Before Stephen Curry became the first Golden State Warriors to start in an All-Star Game in almost 20 years, David Lee broke the franchise’s All-Star drought a year ago when he was named a reserve. With the remaining members of both All-Star rosters set to be announced on Thursday, Lee is hopeful that the Warriors’ 27-18 record might garner him a few extra votes.
“I’d really like to make it. I work hard to help my team win games, so you hope when the coaches vote that they vote for guys that are on winning teams. I’ve been frustrated in the past, when I was in New York especially a couple years where statistically I had the numbers, but was on a losing team and I understood that. So hopefully it’ll work in my favor in the other direction,” said Lee, who then made it clear that getting his third All-Star nod isn’t his main focus.
“It’s not going to be a big disappointment if I don’t make it. I have much bigger goals for the season. But it would be exciting to be there with my teammate, Steph, and to represent the Warriors would be a great honor.”
Even though the Warriors are firmly in the playoff hunt, Lee’s probably not going to get his wish on Thursday. When the starters were announced, only one person on TNT’s studio show had Lee making the Western Conference squad. That was Kenny Smith, who forgot to include James Harden.
“It’s a loaded position when you’re talking about frontline guys and it makes it tough selecting who you think should be there,” said Mark Jackson.
Lee is currently 14th in the West in scoring at 19.2 ppg and 10th in rebounding at 9.9 per game, so he’ll get some consideration. However, if we assume that the reserves are comprised of three guards and four frontcourt guys, it’ll still be tough to make the squad even if the coaches only vote for players on winning teams. LaMarcus Aldridge is proably a shoo-in, and it’ll be tough to beat out Dwight Howard, Dirk Nowitzki, Tim Duncan and Serge Ibaka, let alone guys who are shining for less-than-stellar teams like Demarcus Cousins and Anthony Davis.
Not surprisingly, Jackson thinks Lee has the credentials.
“Talk about us winning 10 in a row, he played incredible basketball during that span. There’s a lot of guys that are in the discussion but he’s certainly a guy that should be there,” Jackson said.
“Let’s not forget, he was in the All-Star team last year, and that was the coaches that voted him in. So they definitely notice what he’s doing on a nightly basis.”
— Lee’s left shoulder is bothering him to the extent where he required a pain-killing injection before Sunday’s game, but he says he’ll fight through it.

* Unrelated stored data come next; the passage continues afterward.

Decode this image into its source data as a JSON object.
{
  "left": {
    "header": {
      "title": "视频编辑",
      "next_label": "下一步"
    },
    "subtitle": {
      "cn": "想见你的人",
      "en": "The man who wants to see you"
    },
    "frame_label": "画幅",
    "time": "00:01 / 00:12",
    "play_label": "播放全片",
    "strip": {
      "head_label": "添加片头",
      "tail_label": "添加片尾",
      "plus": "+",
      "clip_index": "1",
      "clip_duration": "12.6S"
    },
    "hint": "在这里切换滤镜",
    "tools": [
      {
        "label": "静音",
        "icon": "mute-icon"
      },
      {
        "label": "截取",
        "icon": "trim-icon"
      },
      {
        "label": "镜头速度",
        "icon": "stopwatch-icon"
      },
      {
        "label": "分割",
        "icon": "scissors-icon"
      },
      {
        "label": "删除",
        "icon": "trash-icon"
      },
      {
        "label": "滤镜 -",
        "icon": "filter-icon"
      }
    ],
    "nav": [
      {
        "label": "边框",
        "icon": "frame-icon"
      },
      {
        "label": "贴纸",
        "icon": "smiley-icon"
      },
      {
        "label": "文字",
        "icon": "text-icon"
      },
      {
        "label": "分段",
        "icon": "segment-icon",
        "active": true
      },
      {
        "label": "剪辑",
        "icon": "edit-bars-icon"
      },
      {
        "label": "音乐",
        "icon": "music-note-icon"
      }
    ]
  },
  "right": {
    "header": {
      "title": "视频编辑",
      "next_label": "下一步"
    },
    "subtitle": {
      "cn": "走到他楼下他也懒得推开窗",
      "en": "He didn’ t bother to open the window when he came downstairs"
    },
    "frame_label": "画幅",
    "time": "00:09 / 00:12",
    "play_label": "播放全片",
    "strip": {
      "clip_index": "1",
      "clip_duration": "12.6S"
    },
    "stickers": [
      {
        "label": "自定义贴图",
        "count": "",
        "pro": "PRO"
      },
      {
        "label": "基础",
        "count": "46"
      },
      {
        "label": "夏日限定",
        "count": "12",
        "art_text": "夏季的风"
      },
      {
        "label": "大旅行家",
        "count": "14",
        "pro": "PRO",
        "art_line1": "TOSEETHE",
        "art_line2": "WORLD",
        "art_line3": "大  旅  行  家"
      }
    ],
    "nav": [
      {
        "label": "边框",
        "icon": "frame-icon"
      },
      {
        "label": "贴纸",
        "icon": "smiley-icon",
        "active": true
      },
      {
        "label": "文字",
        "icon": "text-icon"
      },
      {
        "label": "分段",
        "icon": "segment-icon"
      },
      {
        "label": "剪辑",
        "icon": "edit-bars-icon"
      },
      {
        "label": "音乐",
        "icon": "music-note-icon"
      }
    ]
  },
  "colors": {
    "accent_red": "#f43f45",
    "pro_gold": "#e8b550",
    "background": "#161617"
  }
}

“It was tough to get through, but I’ll be ready to go next game again. One thing you know from last year in the playoffs, I pride myself in that if there’s any way to be out there I’ll find a way to be out there. I’ll try to continue that trend,” he said.
— I watched Andrew Bogut pretty closely last night, and he appeared to be stretching out his back on the hardwood for the last 18 minutes of this game. Jackson was asked about his team’s health, and mentioned his center after discussing the treatment Lee received today.
“Boges is banged up a little bit,” said Jackson.
So, is he dealing with back pain?
“No. I didn’t know anything else. I didn’t know specifically, I knew it was the leg. I didn’t want to get specific. I think he’s fine. Treatment today, and a day of rest and recovery, we’ll see tomorrow night.”
Something to pay attention to, for sure. The Warriors did not supply a practice/injury report to the media today.
— Caption this: Harrison Barnes chatting with Jerry West
I was on the other end of the court (this was as close as I could zoom in on my phone without the parties involved looking blurry beyond recognition), but I wish I could’ve heard what West was saying. The two talked for at least five minutes, and I assume West’s goal is to either boost Barnes’ waning confidence or get him to snap out of the funk he’s currently struggling through.
While guys like Lee and Bogut are dealing with some physical problems that require treatment, it looks like Barnes’ problems are related to mental health.
— I asked Jackson about Jordan Crawford, who I thought looked as comfortable running the Warriors’ offense as we’ve seen since he came over in that trade from Boston.
“He had his best game last night with us. Quality minutes, we put the ball in his hands and he either made plays out of pick-and-roll or isolation situations,” said Jackson. I asked the Warriors coach if he was encouraging Crawford to be more of a distributor, and Jackson said that wasn’t the case.
“That doesn’t matter to me. I want him the guy that either scores, passes, or make plays. Just like Steph, let the defense tell you what the best option is. Sometimes it’s going to be shooting, sometimes it’s going to be passing.”